• March 22nd 2011
  • Posted by Tom R
  • 0 Comments
  • I first went to Sri Lanka in 2001 when the Tamil separatist movement was at its height and large parts of the country were no go zones for foreign visitors. Ten years on and with the Tamils decimated, the country is shifting into tourism overdrive.  At one end of the scale this means people are trading up from hyper-efficient two stroke ‘tuk-tuks’ to cars and people carriers, at the other it means the country is commissioning its first ever coal fired power station on Tuesday 22nd March.

    As Eastern parts of the country (among the worst hit by the civil war and the Tsunami) reel from a massive spate of floods that have seen over 325,000 people displaced and up to 400,000 children facing a food crisis, it is clearly wrong to argue against the need for economic development.

    All too often we in the West treat these countries as separate from us, as an exotic other place to be visited briefly and then left behind. The fact is that we are very connected. A high proportion of the clothes in our wardrobes have probably been made in Sri Lanka. Lots of the tea we drink is grown in the country’s lush central highlands. We are bound together through travel, through trade and most importantly through our shared environment. Carbon dioxide knows no boundaries. Climate change affects us all.

    What is odd is that we do not really want to think about this stuff. In a sneak preview of a report collating UK attitudes to sustainability I was struck by the fact that people want and expect ‘brands to do the heavy lifting’ around sustainability issues. We want a badge on our brand to take the guilt away. We want our ‘easy solutions’ served up in easy to digest chunks.

    The real challenge facing us as buyers of stuff and as travelers and tourists is that it can never be that easy. Just before I left Sri Lanka I saw two men and a woman being ferried out of a garment factory convulsing and unconscious after a solvents accident. The horrified look on their colleagues’ faces as they held on to them in the back of a tuk tuk has stuck with me.  The people with me said these kinds of accidents are common even in ‘good’ factories. The fact is that in order to produce the stuff we need at the prices we want to pay the people behind the factories struggle to put in place the measures required to make their working environments safe.

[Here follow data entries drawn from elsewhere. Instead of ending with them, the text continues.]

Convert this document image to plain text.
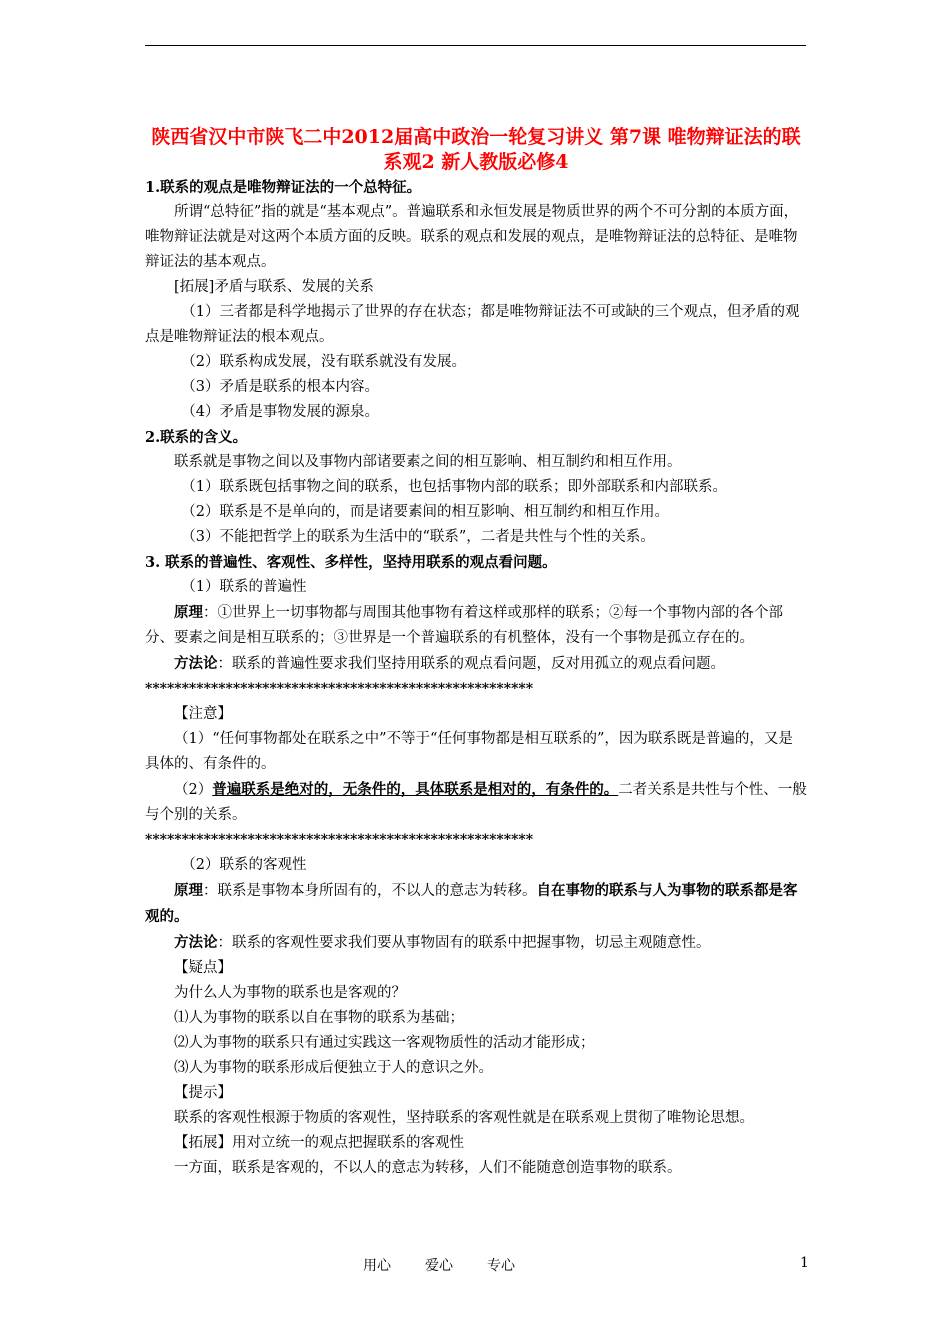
陕西省汉中市陕飞二中2012届高中政治一轮复习讲义 第7课 唯物辩证法的联系观2 新人教版必修4

1.联系的观点是唯物辩证法的一个总特征。

所谓“总特征”指的就是“基本观点”。普遍联系和永恒发展是物质世界的两个不可分割的本质方面，唯物辩证法就是对这两个本质方面的反映。联系的观点和发展的观点，是唯物辩证法的总特征、是唯物辩证法的基本观点。

[拓展]矛盾与联系、发展的关系

（1）三者都是科学地揭示了世界的存在状态；都是唯物辩证法不可或缺的三个观点，但矛盾的观点是唯物辩证法的根本观点。

（2）联系构成发展，没有联系就没有发展。

（3）矛盾是联系的根本内容。

（4）矛盾是事物发展的源泉。

2.联系的含义。

联系就是事物之间以及事物内部诸要素之间的相互影响、相互制约和相互作用。

（1）联系既包括事物之间的联系，也包括事物内部的联系；即外部联系和内部联系。

（2）联系是不是单向的，而是诸要素间的相互影响、相互制约和相互作用。

（3）不能把哲学上的联系为生活中的“联系”，二者是共性与个性的关系。

3. 联系的普遍性、客观性、多样性，坚持用联系的观点看问题。

（1）联系的普遍性

原理：①世界上一切事物都与周围其他事物有着这样或那样的联系；②每一个事物内部的各个部分、要素之间是相互联系的；③世界是一个普遍联系的有机整体，没有一个事物是孤立存在的。

方法论：联系的普遍性要求我们坚持用联系的观点看问题，反对用孤立的观点看问题。

*****************************************************

【注意】

（1）“任何事物都处在联系之中”不等于“任何事物都是相互联系的”，因为联系既是普遍的，又是具体的、有条件的。

（2）普遍联系是绝对的，无条件的，具体联系是相对的，有条件的。二者关系是共性与个性、一般与个别的关系。

*****************************************************

（2）联系的客观性

原理：联系是事物本身所固有的，不以人的意志为转移。自在事物的联系与人为事物的联系都是客观的。

方法论：联系的客观性要求我们要从事物固有的联系中把握事物，切忌主观随意性。

【疑点】

为什么人为事物的联系也是客观的？

⑴人为事物的联系以自在事物的联系为基础；

⑵人为事物的联系只有通过实践这一客观物质性的活动才能形成；

⑶人为事物的联系形成后便独立于人的意识之外。

【提示】

联系的客观性根源于物质的客观性，坚持联系的客观性就是在联系观上贯彻了唯物论思想。

【拓展】用对立统一的观点把握联系的客观性

一方面，联系是客观的，不以人的意志为转移，人们不能随意创造事物的联系。

用心 爱心 专心	1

    So what can we do? On the big stuff like energy generation it’s tough to see how we can have an impact. Coal beats all in terms of short-term costs and reliability. But thinking it through maybe our role is to be pushing for faster development of clean technologies here in the west so they can be exported elsewhere more quickly. Mobile phone technology is doing this already, enabling countries with less fixed phone infrastructure to skip an expensive out-dated and environmentally costly tech-stage for something lighter, cleaner and more effective.

    On the smaller stuff the answer is simpler. We need to keep pushing to make sure the stuff we buy is made ethically. We cannot assume brands are taking care of this we have to take more of the responsibility for the heavy lifting here.